Green new concrete recycles building waste and captured CO2
Concrete is the most widely used building material in the world, but it comes at a huge environmental cost. Engineers in Japan have developed a new technique to make concrete by recycling waste concrete and combining it with captured carbon dioxide.
It’s estimated that up to eight percent of global carbon dioxide emissions are the result of concrete production, and most of that comes from heating limestone to very high temperatures to create calcium, a key component of the chemical reaction that forms concrete. Previous research has investigated ways to reduce or replace the binding agent, using captured CO2 in the mix, or even boosting the finished product’s ability to absorb atmospheric CO2.
For the new study, researchers from the University of Tokyo and others developed a process that reduces concrete’s environmental footprint in a few ways at once. For one, the new material is made out of old concrete rubble, which often goes to waste. Not only does that extend the life of old materials, but the process can be performed at about 70 °C (158 °F), far lower than the temperatures required to burn limestone – well over 1,000 °C (1,832 °F). The other benefit is that the carbon dioxide it is mixed with can be sourced from either industrial exhaust or plucked straight out of the air.
In tests, the team created sample blocks out of one of two common construction waste products, hardened cement paste (HCP) or silica sand. The process starts with a calcium bicarbonate solution, made up of limestone powder, deionized water and carbon dioxide gas. This solution is then pumped into a mold containing one of the aggregates – either HCP powder or silica sand – which is then heated to 70 °C. The end result is a block of a new material the team calls calcium carbonate concrete.

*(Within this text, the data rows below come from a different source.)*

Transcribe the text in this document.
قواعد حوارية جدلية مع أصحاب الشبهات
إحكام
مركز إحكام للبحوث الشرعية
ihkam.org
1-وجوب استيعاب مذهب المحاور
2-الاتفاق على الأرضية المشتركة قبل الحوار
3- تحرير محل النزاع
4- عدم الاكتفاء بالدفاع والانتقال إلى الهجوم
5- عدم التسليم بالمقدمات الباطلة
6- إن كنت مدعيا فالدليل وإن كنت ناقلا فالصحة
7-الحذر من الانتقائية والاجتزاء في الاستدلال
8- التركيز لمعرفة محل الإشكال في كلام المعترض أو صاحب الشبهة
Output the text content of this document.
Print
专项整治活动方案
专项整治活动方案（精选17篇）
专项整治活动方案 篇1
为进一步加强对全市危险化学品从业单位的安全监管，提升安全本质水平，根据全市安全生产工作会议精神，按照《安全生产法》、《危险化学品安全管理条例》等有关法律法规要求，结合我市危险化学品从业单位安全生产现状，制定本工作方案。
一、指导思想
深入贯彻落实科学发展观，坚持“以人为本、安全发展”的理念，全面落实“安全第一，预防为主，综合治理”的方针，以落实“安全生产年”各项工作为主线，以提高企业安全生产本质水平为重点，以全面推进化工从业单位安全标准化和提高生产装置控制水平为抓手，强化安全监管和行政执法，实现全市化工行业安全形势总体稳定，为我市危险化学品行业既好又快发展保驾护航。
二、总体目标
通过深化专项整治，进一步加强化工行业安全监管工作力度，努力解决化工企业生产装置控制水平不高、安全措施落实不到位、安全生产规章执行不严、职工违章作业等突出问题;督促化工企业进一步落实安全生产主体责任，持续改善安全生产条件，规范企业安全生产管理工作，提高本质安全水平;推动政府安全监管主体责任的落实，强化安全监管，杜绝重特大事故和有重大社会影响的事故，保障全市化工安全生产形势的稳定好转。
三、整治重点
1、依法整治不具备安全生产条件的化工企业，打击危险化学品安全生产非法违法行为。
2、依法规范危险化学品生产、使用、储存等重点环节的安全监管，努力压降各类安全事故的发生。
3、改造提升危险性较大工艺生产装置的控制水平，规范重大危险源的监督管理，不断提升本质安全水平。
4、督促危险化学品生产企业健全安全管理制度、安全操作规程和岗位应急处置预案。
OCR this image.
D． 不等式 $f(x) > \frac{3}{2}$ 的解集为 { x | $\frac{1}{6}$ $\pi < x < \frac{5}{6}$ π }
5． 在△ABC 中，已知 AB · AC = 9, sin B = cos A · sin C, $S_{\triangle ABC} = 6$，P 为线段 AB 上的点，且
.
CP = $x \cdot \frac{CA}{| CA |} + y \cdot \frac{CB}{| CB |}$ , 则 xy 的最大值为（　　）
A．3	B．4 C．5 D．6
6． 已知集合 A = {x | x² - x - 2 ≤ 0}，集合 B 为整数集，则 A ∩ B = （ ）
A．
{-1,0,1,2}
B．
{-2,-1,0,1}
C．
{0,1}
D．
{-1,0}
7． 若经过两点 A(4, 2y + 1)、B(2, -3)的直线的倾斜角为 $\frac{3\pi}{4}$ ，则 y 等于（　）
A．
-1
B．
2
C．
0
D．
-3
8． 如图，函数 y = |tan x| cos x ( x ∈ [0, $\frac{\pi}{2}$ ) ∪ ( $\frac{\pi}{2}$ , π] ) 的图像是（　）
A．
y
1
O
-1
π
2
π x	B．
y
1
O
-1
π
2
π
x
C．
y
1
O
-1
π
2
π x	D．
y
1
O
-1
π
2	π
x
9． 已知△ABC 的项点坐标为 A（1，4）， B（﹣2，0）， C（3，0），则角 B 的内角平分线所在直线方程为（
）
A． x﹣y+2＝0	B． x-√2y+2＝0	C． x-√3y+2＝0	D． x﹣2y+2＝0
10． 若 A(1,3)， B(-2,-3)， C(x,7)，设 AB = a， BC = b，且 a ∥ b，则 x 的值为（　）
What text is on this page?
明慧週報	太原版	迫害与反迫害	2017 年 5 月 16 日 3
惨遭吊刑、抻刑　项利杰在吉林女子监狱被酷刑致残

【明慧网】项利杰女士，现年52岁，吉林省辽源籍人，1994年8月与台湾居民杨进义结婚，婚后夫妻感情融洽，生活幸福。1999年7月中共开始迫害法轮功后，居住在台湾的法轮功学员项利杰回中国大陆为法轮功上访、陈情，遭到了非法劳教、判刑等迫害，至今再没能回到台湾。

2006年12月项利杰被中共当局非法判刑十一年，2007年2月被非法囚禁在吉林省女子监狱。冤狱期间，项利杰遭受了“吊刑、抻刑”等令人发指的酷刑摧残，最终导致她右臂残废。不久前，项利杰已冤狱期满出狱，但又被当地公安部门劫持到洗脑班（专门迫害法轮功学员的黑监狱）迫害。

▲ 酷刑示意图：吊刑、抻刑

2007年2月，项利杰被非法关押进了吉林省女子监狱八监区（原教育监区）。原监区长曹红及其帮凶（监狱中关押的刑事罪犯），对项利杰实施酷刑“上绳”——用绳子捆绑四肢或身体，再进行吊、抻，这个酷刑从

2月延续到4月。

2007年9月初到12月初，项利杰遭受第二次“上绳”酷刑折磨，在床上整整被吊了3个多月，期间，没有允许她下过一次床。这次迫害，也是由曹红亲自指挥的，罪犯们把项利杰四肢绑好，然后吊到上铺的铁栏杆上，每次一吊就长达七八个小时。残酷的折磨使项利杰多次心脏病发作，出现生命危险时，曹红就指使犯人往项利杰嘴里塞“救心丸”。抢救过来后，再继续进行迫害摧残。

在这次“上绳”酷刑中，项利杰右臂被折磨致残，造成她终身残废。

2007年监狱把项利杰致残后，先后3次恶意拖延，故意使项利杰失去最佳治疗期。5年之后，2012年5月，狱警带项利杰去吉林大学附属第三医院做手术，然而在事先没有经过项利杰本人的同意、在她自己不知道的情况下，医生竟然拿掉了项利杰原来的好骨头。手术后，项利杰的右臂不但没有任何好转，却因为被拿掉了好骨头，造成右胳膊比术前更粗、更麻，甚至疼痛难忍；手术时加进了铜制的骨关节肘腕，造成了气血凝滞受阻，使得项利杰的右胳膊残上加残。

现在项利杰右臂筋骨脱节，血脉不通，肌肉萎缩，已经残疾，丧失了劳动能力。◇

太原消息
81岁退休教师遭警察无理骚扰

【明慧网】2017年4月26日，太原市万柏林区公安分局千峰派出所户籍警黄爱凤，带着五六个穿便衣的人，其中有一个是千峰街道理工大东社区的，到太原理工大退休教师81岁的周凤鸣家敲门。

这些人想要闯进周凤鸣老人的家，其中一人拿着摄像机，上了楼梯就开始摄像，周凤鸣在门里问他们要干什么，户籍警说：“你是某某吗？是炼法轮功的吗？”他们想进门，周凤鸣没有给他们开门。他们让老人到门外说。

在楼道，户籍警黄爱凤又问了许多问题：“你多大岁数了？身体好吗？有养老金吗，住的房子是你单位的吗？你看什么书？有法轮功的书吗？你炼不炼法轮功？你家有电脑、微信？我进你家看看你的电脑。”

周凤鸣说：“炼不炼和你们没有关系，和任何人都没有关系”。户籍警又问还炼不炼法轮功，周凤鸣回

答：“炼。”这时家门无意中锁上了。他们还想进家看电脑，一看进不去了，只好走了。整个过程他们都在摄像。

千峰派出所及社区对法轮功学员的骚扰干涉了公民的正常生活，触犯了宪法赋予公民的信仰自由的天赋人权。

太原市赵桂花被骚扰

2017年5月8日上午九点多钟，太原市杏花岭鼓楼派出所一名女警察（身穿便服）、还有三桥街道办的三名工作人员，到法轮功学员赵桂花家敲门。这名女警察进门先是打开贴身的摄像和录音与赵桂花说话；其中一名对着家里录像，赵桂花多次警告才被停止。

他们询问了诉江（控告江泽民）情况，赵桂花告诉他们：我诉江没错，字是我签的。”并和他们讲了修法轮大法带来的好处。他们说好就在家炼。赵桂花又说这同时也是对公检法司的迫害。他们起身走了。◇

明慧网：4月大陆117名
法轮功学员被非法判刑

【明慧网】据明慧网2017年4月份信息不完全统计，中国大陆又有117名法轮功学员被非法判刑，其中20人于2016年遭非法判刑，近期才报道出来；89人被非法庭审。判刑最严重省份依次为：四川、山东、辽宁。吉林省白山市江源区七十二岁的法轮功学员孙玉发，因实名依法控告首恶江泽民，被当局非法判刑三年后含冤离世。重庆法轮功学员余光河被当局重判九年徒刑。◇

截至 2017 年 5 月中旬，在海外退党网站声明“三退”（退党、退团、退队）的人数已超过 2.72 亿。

It may be easier on the environment, but the calcium carbonate concrete isn’t quite as strong as the usual stuff yet. The average compressive strength of the blocks was 8.6 MPa, which is far lower than the 20 to 40 MPa of concrete made from Portland cement. However, the team says that it may still find use in smaller-scale buildings, and could be improved with further work.
“It is exciting to make progress in this area, but there are still many challenges to overcome,” says Takafumi Noguchi, an author of the study. “As well as increasing the strength and size limits of calcium carbonate concrete, it would be even better if we could further reduce the energy use of the production process. However, we hope that in the coming decades, carbon-neutral calcium carbonate concrete will become the mainstream type of concrete and will be one of the solutions to climate change.”
The research was published in the Journal of Advanced Concrete Technology.